The scene today in this passage from John, indeed from this Holy Week, is one where Jesus has already died. In this passage he was crucified, buried and is now risen. Awesome for us to think about, the hope, the Resurrection! But the passage speaks to something much more human, much more intimate.
John speaks of weeping. I don't think there is anyone that has escaped the excruciatingly human aspect of life, a loved one's death. We can know in our head and heart that they are in a better place, embraced by God in loving arms. We might even be thankful that the person we love is no longer subject to the pain and torment of life. What we are left with though is a huge void, an unfillable gap in the humanity that we experienced and truly miss. That hole is what Mary was experiencing at the tomb. It is not the divinity we are thinking of in the weeping it is the crushing separation in the humanity. It is the relationship that is gone.
I could list ad nauseam all the people who have died in my life. I am close to tears at the thought of people who graced my life, people that I loved and who loved me. Parents, friends, sibling, mentors, people of faith. While it is glorious to know they are alive in their heavenly inheritance, man, oh man, do I miss them so. It is the human relationship and expression of love that I miss.

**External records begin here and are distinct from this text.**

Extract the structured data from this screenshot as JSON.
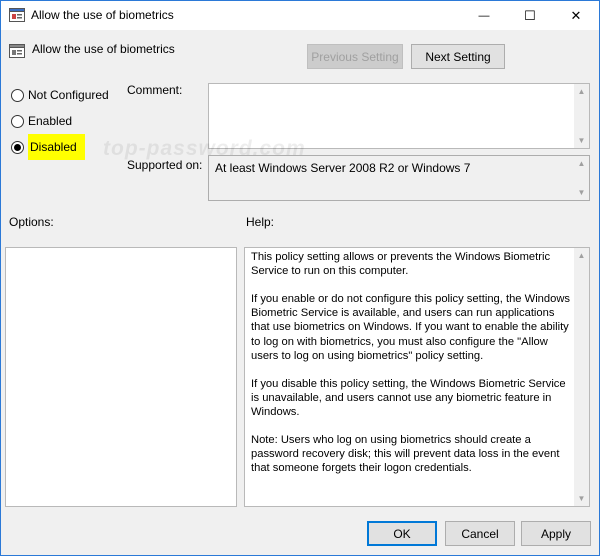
{
  "window": {
    "title": "Allow the use of biometrics",
    "minimize_glyph": "—",
    "maximize_glyph": "☐",
    "close_glyph": "✕"
  },
  "header": {
    "policy_title": "Allow the use of biometrics",
    "previous_setting": "Previous Setting",
    "next_setting": "Next Setting"
  },
  "state": {
    "options": [
      {
        "label": "Not Configured",
        "checked": false
      },
      {
        "label": "Enabled",
        "checked": false
      },
      {
        "label": "Disabled",
        "checked": true
      }
    ]
  },
  "comment": {
    "label": "Comment:",
    "value": ""
  },
  "supported": {
    "label": "Supported on:",
    "value": "At least Windows Server 2008 R2 or Windows 7"
  },
  "watermark": "top-password.com",
  "options_label": "Options:",
  "help_label": "Help:",
  "help_paragraphs": [
    "This policy setting allows or prevents the Windows Biometric Service to run on this computer.",
    "If you enable or do not configure this policy setting, the Windows Biometric Service is available, and users can run applications that use biometrics on Windows. If you want to enable the ability to log on with biometrics, you must also configure the \"Allow users to log on using biometrics\" policy setting.",
    "If you disable this policy setting, the Windows Biometric Service is unavailable, and users cannot use any biometric feature in Windows.",
    "Note: Users who log on using biometrics should create a password recovery disk; this will prevent data loss in the event that someone forgets their logon credentials."
  ],
  "footer": {
    "ok": "OK",
    "cancel": "Cancel",
    "apply": "Apply"
  },
  "colors": {
    "accent": "#0078d7",
    "highlight": "#ffff00",
    "frame": "#2b79d7"
  }
}
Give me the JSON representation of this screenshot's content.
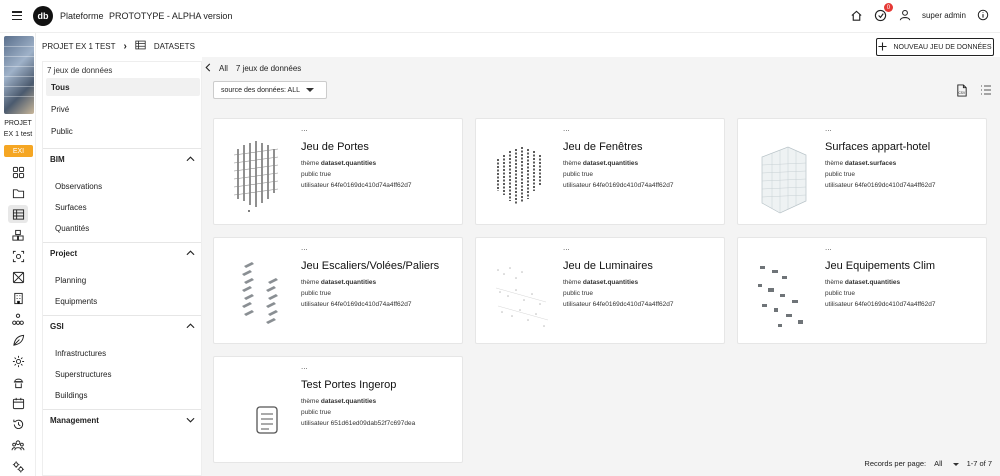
{
  "app": {
    "name": "Plateforme",
    "subtitle": "PROTOTYPE - ALPHA version",
    "logo_text": "db",
    "notification_count": "0",
    "user": "super admin"
  },
  "rail": {
    "project_label_1": "PROJET",
    "project_label_2": "EX 1 test",
    "ex_tag": "EXI"
  },
  "breadcrumb": {
    "project": "PROJET EX 1 TEST",
    "section": "DATASETS"
  },
  "new_dataset_label": "NOUVEAU JEU DE DONNÉES",
  "sidebar": {
    "count": "7 jeux de données",
    "visibility": [
      "Tous",
      "Privé",
      "Public"
    ],
    "groups": [
      {
        "label": "BIM",
        "items": [
          "Observations",
          "Surfaces",
          "Quantités"
        ]
      },
      {
        "label": "Project",
        "items": [
          "Planning",
          "Equipments"
        ]
      },
      {
        "label": "GSI",
        "items": [
          "Infrastructures",
          "Superstructures",
          "Buildings"
        ]
      },
      {
        "label": "Management",
        "items": []
      }
    ]
  },
  "content": {
    "back_all": "All",
    "count": "7 jeux de données",
    "source_filter": "source des données: ALL"
  },
  "cards": [
    {
      "dots": "...",
      "title": "Jeu de Portes",
      "theme_label": "thème",
      "theme": "dataset.quantities",
      "public": "public true",
      "user": "utilisateur 64fe0169dc410d74a4ff62d7"
    },
    {
      "dots": "...",
      "title": "Jeu de Fenêtres",
      "theme_label": "thème",
      "theme": "dataset.quantities",
      "public": "public true",
      "user": "utilisateur 64fe0169dc410d74a4ff62d7"
    },
    {
      "dots": "...",
      "title": "Surfaces appart-hotel",
      "theme_label": "thème",
      "theme": "dataset.surfaces",
      "public": "public true",
      "user": "utilisateur 64fe0169dc410d74a4ff62d7"
    },
    {
      "dots": "...",
      "title": "Jeu Escaliers/Volées/Paliers",
      "theme_label": "thème",
      "theme": "dataset.quantities",
      "public": "public true",
      "user": "utilisateur 64fe0169dc410d74a4ff62d7"
    },
    {
      "dots": "...",
      "title": "Jeu de Luminaires",
      "theme_label": "thème",
      "theme": "dataset.quantities",
      "public": "public true",
      "user": "utilisateur 64fe0169dc410d74a4ff62d7"
    },
    {
      "dots": "...",
      "title": "Jeu Equipements Clim",
      "theme_label": "thème",
      "theme": "dataset.quantities",
      "public": "public true",
      "user": "utilisateur 64fe0169dc410d74a4ff62d7"
    },
    {
      "dots": "...",
      "title": "Test Portes Ingerop",
      "theme_label": "thème",
      "theme": "dataset.quantities",
      "public": "public true",
      "user": "utilisateur 651d61ed09dab52f7c697dea"
    }
  ],
  "pagination": {
    "label": "Records per page:",
    "per_page": "All",
    "range": "1-7 of 7"
  }
}
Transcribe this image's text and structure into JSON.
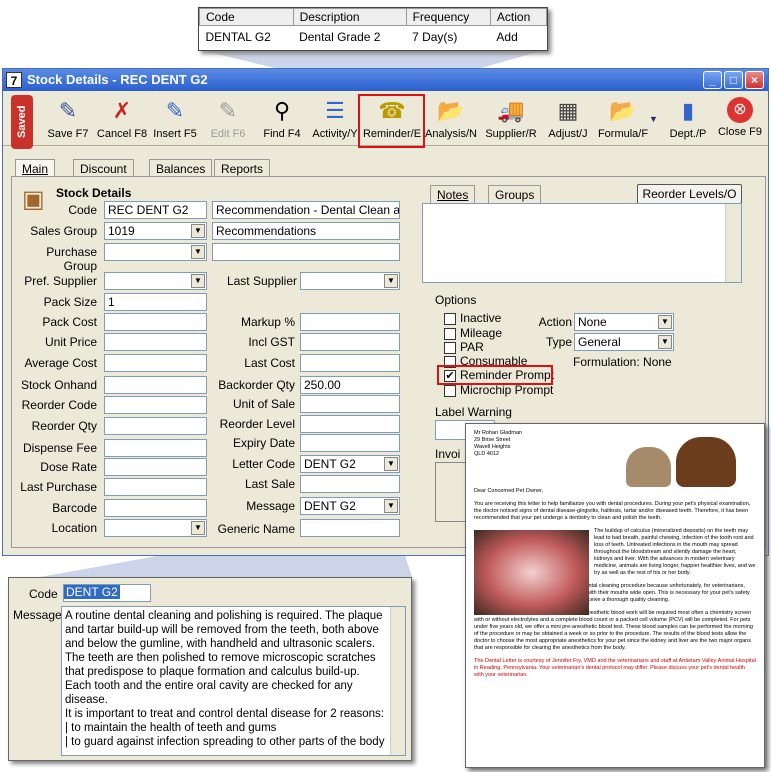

Going back to the beginning, what tools do we have to attain the level of sainthood that God has created to be? It s all in our humanity, relationships and how we love. In the end, it is the love that matters.
John 20:11-18
But Mary stood weeping outside the tomb. As she wept, she bent over to look into the tomb; and she saw two angels in white, sitting where the body of Jesus had been lying, one at the head and the other at the feet.They said to her, ‘Woman, why are you weeping?’ She said to them, ‘They have taken away my Lord, and I do not know where they have laid him.’When she had said this, she turned round and saw Jesus standing there, but she did not know that it was Jesus. Jesus said to her, ‘Woman, why are you weeping? For whom are you looking?’ Supposing him to be the gardener, she said to him, ‘Sir, if you have carried him away, tell me where you have laid him, and I will take him away.’ Jesus said to her, ‘Mary!’ She turned and said to him in Hebrew, ‘Rabbouni!’ (which means Teacher). Jesus said to her, ‘Do not hold on to me, because I have not yet ascended to the Father. But go to my brothers and say to them, “I am ascending to my Father and your Father, to my God and your God.” ’ Mary Magdalene went and announced to the disciples, ‘I have seen the Lord’; and she told them that he had said these things to her.